Barely an hour after Mitt Romney conceded the presidential election Wednesday morning, Marco Rubio laid down his marker for 2016: No, he wouldn't be the candidate of the tired old white guy.
"The conservative movement should have particular appeal to people in minority and immigrant communities who are trying to make it," the GOP Florida senator posted on his Facebook page at 2:16 a.m. "And Republicans need to work harder than ever to communicate our beliefs to them."
This is indisputably Rubio's moment, and how the 41-year-old senator and the most prominent Latino in national politics today carries his party's demographic burden will define not only his own future -- but the future of the Republican Party. He was the biggest Republican winner Tuesday, Republicans will tell you, as it became painfully clear that Romney would carry only 27 percent of the nation's fastest-growing demographic.
(Also on POLITICO: Immigration reform returns to foreground)
Now, as fingers are pointed and blame is assigned, all eyes are on Rubio to help lead his party out of the political abyss with Hispanic voters.

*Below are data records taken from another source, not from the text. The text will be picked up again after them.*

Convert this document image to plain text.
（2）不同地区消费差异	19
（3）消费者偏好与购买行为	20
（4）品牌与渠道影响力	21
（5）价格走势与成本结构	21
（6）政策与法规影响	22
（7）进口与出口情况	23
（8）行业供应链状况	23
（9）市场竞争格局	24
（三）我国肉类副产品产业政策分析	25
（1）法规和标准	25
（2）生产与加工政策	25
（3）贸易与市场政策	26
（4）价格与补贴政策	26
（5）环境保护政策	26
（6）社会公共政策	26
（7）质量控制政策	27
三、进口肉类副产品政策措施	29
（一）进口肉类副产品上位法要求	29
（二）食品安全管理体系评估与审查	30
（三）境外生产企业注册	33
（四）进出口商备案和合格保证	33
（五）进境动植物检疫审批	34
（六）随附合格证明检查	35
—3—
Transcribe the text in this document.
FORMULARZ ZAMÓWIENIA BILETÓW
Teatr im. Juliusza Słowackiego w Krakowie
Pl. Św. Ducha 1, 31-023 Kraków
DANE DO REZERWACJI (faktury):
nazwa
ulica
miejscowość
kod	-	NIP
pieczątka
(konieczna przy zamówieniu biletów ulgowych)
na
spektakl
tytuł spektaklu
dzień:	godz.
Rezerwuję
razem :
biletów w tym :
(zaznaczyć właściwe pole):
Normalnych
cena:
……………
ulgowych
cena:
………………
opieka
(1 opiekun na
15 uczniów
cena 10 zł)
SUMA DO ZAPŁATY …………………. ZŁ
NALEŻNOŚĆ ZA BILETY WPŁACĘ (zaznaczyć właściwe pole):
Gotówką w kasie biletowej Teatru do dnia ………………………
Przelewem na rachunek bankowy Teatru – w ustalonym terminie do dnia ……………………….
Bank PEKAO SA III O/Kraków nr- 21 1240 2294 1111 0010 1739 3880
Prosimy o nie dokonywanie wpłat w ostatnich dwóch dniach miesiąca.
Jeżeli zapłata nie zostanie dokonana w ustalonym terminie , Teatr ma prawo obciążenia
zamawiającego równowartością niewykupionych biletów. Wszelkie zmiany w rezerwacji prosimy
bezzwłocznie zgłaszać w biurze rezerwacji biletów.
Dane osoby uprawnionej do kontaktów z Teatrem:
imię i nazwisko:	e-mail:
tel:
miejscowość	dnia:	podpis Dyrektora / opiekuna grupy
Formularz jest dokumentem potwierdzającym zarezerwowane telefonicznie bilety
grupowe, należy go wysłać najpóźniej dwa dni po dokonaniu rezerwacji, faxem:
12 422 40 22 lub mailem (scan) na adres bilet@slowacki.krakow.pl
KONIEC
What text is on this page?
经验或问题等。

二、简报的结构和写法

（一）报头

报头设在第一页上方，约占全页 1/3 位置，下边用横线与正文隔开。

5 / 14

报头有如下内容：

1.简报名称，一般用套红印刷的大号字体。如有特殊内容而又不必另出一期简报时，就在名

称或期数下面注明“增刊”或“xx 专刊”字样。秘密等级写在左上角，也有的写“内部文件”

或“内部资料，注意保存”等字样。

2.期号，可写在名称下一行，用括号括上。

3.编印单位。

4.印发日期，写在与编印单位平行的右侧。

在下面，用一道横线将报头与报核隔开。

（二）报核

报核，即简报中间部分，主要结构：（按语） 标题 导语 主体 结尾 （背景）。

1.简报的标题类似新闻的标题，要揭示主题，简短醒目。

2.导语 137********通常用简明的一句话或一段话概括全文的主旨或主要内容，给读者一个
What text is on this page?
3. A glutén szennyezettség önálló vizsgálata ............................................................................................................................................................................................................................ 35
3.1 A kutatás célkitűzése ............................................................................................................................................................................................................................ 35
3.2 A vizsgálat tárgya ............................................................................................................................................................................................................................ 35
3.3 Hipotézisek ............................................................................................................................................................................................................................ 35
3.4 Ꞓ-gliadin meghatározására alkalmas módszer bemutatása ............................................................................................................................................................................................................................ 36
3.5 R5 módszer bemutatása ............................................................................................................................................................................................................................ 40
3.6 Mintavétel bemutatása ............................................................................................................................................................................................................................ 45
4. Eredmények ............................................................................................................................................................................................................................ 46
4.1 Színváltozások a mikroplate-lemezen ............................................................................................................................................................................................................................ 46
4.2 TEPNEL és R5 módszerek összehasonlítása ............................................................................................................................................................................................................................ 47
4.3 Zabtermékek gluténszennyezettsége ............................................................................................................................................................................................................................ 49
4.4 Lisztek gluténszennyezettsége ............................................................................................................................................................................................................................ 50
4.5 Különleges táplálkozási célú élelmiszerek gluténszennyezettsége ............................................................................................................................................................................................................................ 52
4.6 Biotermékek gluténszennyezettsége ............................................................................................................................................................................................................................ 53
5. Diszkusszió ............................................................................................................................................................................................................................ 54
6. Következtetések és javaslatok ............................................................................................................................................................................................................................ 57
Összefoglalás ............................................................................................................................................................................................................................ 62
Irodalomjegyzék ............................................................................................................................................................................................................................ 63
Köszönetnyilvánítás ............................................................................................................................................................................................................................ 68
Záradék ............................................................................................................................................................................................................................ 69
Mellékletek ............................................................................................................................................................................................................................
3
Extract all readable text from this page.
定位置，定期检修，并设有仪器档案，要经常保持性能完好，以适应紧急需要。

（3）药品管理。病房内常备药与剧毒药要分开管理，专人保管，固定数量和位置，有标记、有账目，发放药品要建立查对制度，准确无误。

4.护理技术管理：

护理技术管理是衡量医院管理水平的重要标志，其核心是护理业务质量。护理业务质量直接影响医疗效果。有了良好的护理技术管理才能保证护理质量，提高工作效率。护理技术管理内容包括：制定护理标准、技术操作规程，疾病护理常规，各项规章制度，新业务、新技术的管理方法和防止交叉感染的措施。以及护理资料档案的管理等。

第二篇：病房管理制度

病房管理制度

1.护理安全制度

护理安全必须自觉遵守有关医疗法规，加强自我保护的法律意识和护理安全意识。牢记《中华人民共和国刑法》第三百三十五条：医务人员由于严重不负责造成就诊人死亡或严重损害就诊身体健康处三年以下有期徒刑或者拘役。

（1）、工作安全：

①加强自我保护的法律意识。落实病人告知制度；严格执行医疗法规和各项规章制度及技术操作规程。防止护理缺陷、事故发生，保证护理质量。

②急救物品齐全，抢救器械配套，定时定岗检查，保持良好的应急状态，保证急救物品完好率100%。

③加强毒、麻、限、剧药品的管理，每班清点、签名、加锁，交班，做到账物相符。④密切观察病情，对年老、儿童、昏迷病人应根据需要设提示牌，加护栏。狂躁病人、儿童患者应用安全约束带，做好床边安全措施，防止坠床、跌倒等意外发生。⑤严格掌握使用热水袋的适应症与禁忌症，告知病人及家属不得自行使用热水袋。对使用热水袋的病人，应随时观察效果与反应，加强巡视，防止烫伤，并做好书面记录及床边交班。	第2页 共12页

As Rubio positions himself for a 2016 run, his advisers are adamant that he not become merely the Latino candidate but a conservative leader with a compelling voice who can articulate to Hispanics that the Republican Party's values are their values -- family, social conservatism, free-market entrepreneurialism.
"He is without question a world-class political talent with the ability to lead the party into the 21st century ... a party that has become synonymous with intolerance and loons to too many swing voters," said Republican strategist Steve Schmidt, who ran Sen. John McCain's 2008 presidential campaign.